Sugar Beet staff reporter
Many different music students recently took their talents to state. Brandon Smith and Elena Lemke went to state piano, and were the only two students attending from GCHS.
Based off of a strict rubric, state competition is one of the things a student musician has the chance to most look forward to and plan for, and is one of the most exciting things they can accomplish. Playing music that they love is not only fun and enjoyable as a hobby, but it is also exciting to share what they’ve learned, their talents and hard work with the people around them. Not all musicians take their music to state, but those who do are proud of their accomplishment.
“At state I won a superior one rating, which is the highest score that can be given at state. As far as to how it went, I felt my performance was finally up to par with the composers demanding of musicality and technical standards.” Brandon Smith, arts and comm. senior, said. “The piece I played was Prelude in C# Minor by Sergei V. Rachmaninov. It is, to date, the most heartbreaking piece I have ever played and heard on the piano. I warmed up for a good 20 minutes before the performance, then I warmed up on the Steinway on stage, and then performed at around 1:30 p.m.”

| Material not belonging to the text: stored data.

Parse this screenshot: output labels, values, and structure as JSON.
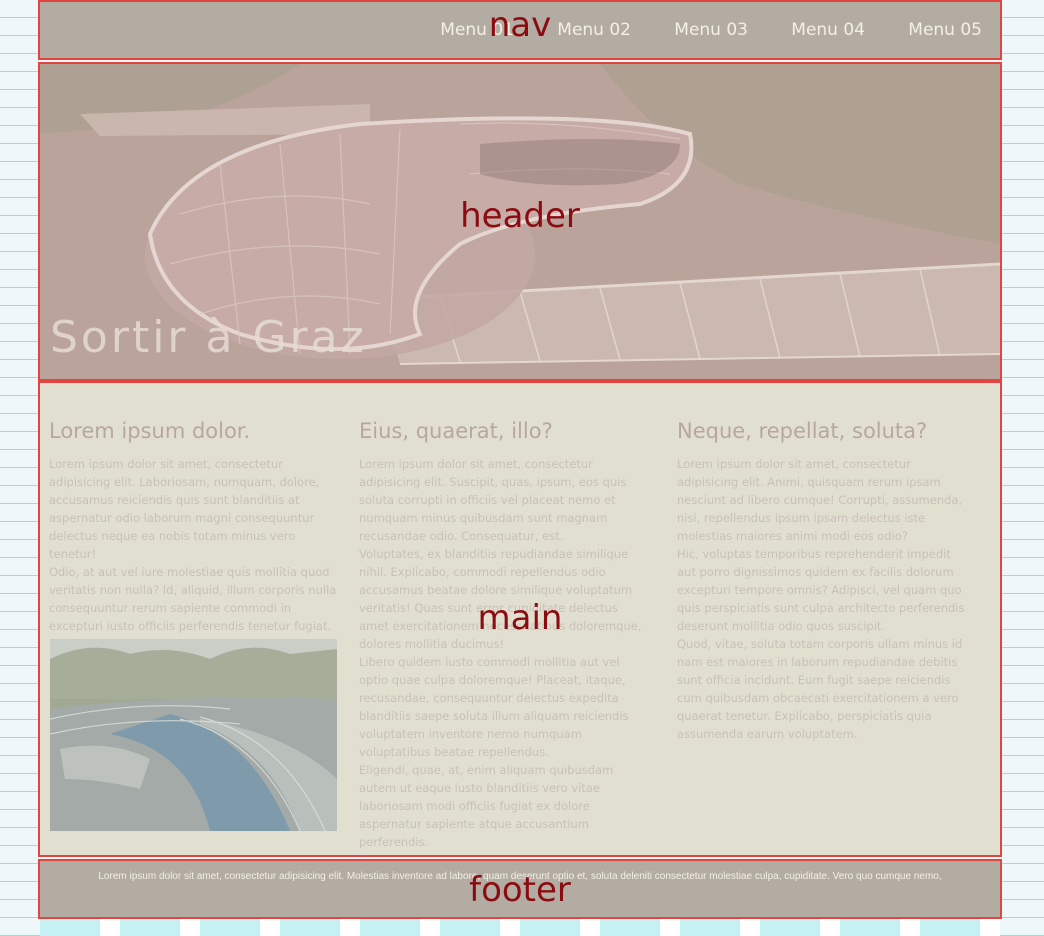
{
  "nav": {
    "label": "nav",
    "menu": [
      "Menu 01",
      "Menu 02",
      "Menu 03",
      "Menu 04",
      "Menu 05"
    ]
  },
  "header": {
    "label": "header",
    "title": "Sortir à Graz"
  },
  "main": {
    "label": "main",
    "columns": [
      {
        "heading": "Lorem ipsum dolor.",
        "paragraphs": [
          "Lorem ipsum dolor sit amet, consectetur adipisicing elit. Laboriosam, numquam, dolore, accusamus reiciendis quis sunt blanditiis at aspernatur odio laborum magni consequuntur delectus neque ea nobis totam minus vero tenetur!",
          "Odio, at aut vel iure molestiae quis mollitia quod veritatis non nulla? Id, aliquid, illum corporis nulla consequuntur rerum sapiente commodi in excepturi iusto officiis perferendis tenetur fugiat. Rem, modi?"
        ]
      },
      {
        "heading": "Eius, quaerat, illo?",
        "paragraphs": [
          "Lorem ipsum dolor sit amet, consectetur adipisicing elit. Suscipit, quas, ipsum, eos quis soluta corrupti in officiis vel placeat nemo et numquam minus quibusdam sunt magnam recusandae odio. Consequatur, est.",
          "Voluptates, ex blanditiis repudiandae similique nihil. Explicabo, commodi repellendus odio accusamus beatae dolore similique voluptatum veritatis! Quas sunt error cupiditate delectus amet exercitationem necessitatibus doloremque, dolores mollitia ducimus!",
          "Libero quidem iusto commodi mollitia aut vel optio quae culpa doloremque! Placeat, itaque, recusandae, consequuntur delectus expedita blanditiis saepe soluta illum aliquam reiciendis voluptatem inventore nemo numquam voluptatibus beatae repellendus.",
          "Eligendi, quae, at, enim aliquam quibusdam autem ut eaque iusto blanditiis vero vitae laboriosam modi officiis fugiat ex dolore aspernatur sapiente atque accusantium perferendis."
        ]
      },
      {
        "heading": "Neque, repellat, soluta?",
        "paragraphs": [
          "Lorem ipsum dolor sit amet, consectetur adipisicing elit. Animi, quisquam rerum ipsam nesciunt ad libero cumque! Corrupti, assumenda, nisi, repellendus ipsum ipsam delectus iste molestias maiores animi modi eos odio?",
          "Hic, voluptas temporibus reprehenderit impedit aut porro dignissimos quidem ex facilis dolorum excepturi tempore omnis? Adipisci, vel quam quo quis perspiciatis sunt culpa architecto perferendis deserunt mollitia odio quos suscipit.",
          "Quod, vitae, soluta totam corporis ullam minus id nam est maiores in laborum repudiandae debitis sunt officia incidunt. Eum fugit saepe reiciendis cum quibusdam obcaecati exercitationem a vero quaerat tenetur. Explicabo, perspiciatis quia assumenda earum voluptatem."
        ]
      }
    ]
  },
  "footer": {
    "label": "footer",
    "text": "Lorem ipsum dolor sit amet, consectetur adipisicing elit. Molestias inventore ad labore, quam deserunt optio et, soluta deleniti consectetur molestiae culpa, cupiditate. Vero quo cumque nemo,"
  },
  "colors": {
    "region_border": "#e2453f",
    "region_label": "#8c0b10",
    "nav_footer_bg": "#b3aca3",
    "main_bg": "#e1e0d0",
    "grid_line": "#8fe2ea"
  }
}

Taking music to state takes a lot of preparation and countless hours of practice. Getting a superior one rating takes a lot and achieving that is an unforgettable accomplishment to not only the student, but to the people who helped them get there.
“Elena Lemke was the only other one I’m aware of that went from Garden City. I was not able to hear her performance, but I know that she did well,” Smith said. “In regards to what comes next, we don’t hold a nationals contest. So at this point I graduate knowing I got superior ratings at district and state for four consecutive years.”